Meskipun dikuasai tidaklah berarti memiliki, tetapi didalam prakteknya tejadilah menyimpangan seperti yang telah diuraikan pada bagian muka dari tulisan ini. Apabila di bawah tanah dimiliki oleh rakyat, dan sudah ada Sertifikat Hak Milik (SHM), kemudian diketemukan, minyak, bumi dan gas atau bahan-bahan mineral atau air dan sebagainya, maka bahan itu dikuasai / dimiliki oleh Negara.
Dan yang empunya tanah yang sudah ber SHM diminta pergi dan diberi uang kompensasi senilai Nilai Jual Obyek Pajak (NJOP) dari tanah itu dari kantor Pajak Bumi dan Bangunan (PBB). Disebut juga uang ganti rugi.
Rakyat menjadi lebih tidak mengerti, apabila akhirnya minyak bumi itu dikelola oleh perusahaan penambang minyak asing?
Kesimpulan
Selama kita tidak mau merubah pasal 33 Udang-Undang Dasar (UUD) 1945, menjadi pasal yang membumi kepada rakyat, yaitu membuat setiap rakyat memiliki hak, kewajiban, kesempatan, dan perlakuan yang sama untuk: pelatihan, pendidikan, bekerja, berusaha, berinvestasi dan bela Negara, juga tanah diberikan kepada rakyat, serta hak milik pribadi diakui dan dilindungi oleh Negara, dan juga sistem perekonomian bermaksud untuk mengayakan rakyat, maka selama itu pula kita semakin terpuruk dan bahkan bisa-bisa menjadi Negara yang gagal (failure satate).

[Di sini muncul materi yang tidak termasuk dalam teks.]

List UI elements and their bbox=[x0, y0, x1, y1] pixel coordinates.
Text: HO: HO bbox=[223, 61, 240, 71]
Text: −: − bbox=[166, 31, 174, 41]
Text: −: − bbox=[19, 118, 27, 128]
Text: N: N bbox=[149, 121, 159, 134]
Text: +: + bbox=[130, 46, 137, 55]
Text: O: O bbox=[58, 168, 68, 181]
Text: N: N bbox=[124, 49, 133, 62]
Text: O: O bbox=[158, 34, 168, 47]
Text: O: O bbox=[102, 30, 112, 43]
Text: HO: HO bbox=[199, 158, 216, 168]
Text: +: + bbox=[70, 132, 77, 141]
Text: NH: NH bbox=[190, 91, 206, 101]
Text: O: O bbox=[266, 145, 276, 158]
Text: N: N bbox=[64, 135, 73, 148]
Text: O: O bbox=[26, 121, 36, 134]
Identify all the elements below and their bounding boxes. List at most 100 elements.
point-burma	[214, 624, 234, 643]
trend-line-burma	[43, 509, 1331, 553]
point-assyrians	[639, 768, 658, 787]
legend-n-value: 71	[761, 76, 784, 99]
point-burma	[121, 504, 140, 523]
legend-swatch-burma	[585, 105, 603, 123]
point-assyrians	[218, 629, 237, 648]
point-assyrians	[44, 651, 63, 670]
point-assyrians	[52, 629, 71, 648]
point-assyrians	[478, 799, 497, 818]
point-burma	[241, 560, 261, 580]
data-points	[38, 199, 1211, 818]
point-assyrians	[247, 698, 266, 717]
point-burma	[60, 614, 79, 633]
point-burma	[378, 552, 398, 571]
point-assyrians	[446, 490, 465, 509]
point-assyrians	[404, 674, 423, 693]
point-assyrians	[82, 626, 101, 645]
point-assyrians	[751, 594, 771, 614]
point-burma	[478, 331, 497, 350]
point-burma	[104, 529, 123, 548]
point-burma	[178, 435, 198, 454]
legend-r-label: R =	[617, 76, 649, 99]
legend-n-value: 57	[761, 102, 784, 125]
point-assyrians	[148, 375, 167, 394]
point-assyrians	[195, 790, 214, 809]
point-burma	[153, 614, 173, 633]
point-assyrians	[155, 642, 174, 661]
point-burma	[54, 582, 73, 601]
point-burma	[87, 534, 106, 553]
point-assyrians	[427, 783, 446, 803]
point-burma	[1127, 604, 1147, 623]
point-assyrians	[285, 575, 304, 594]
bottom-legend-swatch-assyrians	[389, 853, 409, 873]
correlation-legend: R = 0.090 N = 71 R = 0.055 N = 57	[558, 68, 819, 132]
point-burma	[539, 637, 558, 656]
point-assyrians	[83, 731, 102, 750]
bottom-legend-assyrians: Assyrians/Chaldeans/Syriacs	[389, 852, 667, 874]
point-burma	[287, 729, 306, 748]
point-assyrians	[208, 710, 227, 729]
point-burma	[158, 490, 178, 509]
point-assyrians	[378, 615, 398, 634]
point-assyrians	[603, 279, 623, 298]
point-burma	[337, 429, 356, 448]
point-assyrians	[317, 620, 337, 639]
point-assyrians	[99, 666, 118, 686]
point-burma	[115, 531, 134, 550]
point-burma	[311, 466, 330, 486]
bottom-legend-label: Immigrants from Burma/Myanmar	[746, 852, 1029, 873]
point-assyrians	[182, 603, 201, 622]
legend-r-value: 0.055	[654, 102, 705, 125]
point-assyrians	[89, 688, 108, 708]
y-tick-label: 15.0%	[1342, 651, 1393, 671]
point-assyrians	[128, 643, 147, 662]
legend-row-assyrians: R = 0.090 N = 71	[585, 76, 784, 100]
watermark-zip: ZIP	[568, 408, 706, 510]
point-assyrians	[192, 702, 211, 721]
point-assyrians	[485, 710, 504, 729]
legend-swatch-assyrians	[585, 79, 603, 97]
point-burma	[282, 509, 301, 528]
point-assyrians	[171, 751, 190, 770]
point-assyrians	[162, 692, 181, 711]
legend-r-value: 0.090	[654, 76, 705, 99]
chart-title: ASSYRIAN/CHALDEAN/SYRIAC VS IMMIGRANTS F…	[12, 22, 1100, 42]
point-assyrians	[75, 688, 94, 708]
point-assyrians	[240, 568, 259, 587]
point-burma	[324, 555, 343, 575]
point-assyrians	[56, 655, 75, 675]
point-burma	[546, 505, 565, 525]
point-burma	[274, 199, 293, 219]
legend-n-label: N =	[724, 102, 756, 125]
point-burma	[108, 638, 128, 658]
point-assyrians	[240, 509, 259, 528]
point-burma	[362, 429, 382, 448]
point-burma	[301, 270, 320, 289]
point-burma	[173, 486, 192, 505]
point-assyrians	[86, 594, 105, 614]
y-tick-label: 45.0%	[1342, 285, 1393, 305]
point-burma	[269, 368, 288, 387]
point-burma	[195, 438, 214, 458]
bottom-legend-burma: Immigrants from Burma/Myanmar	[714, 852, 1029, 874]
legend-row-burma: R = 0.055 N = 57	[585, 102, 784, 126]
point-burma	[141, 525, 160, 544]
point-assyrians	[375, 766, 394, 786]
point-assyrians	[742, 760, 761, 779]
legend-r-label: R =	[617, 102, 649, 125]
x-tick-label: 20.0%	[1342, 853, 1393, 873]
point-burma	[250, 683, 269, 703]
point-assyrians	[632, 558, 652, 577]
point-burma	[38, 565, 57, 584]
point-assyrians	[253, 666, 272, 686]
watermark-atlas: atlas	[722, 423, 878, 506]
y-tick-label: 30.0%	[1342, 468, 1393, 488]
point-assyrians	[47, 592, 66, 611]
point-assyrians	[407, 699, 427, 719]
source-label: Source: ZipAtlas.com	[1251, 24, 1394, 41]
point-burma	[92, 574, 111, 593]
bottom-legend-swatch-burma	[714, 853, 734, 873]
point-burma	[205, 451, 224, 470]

Apalagi setelah tahun 2020 dimana globalisasi total atau era kesejagadan sudah berlaku, Indonesia bisa-bisa warga negaranya secara ekonomi terjajah ditanah airnya sendiri. Tentu tidak ada yang ingin keadaan sedih ini menjadi kenyataan bukan?
Kesalahan sistem perekonomian kita harus segera dikoreksi.
Untuk itu ditahun 2009 kita harus memilih partai dan pimpinan Negara yang mau melakukan perubahan sistem perekonomian, sehingga hasil akhirnya mensejahterahkan rakyat Indonesia.
Semogalah hal ini menjadi kenyataan.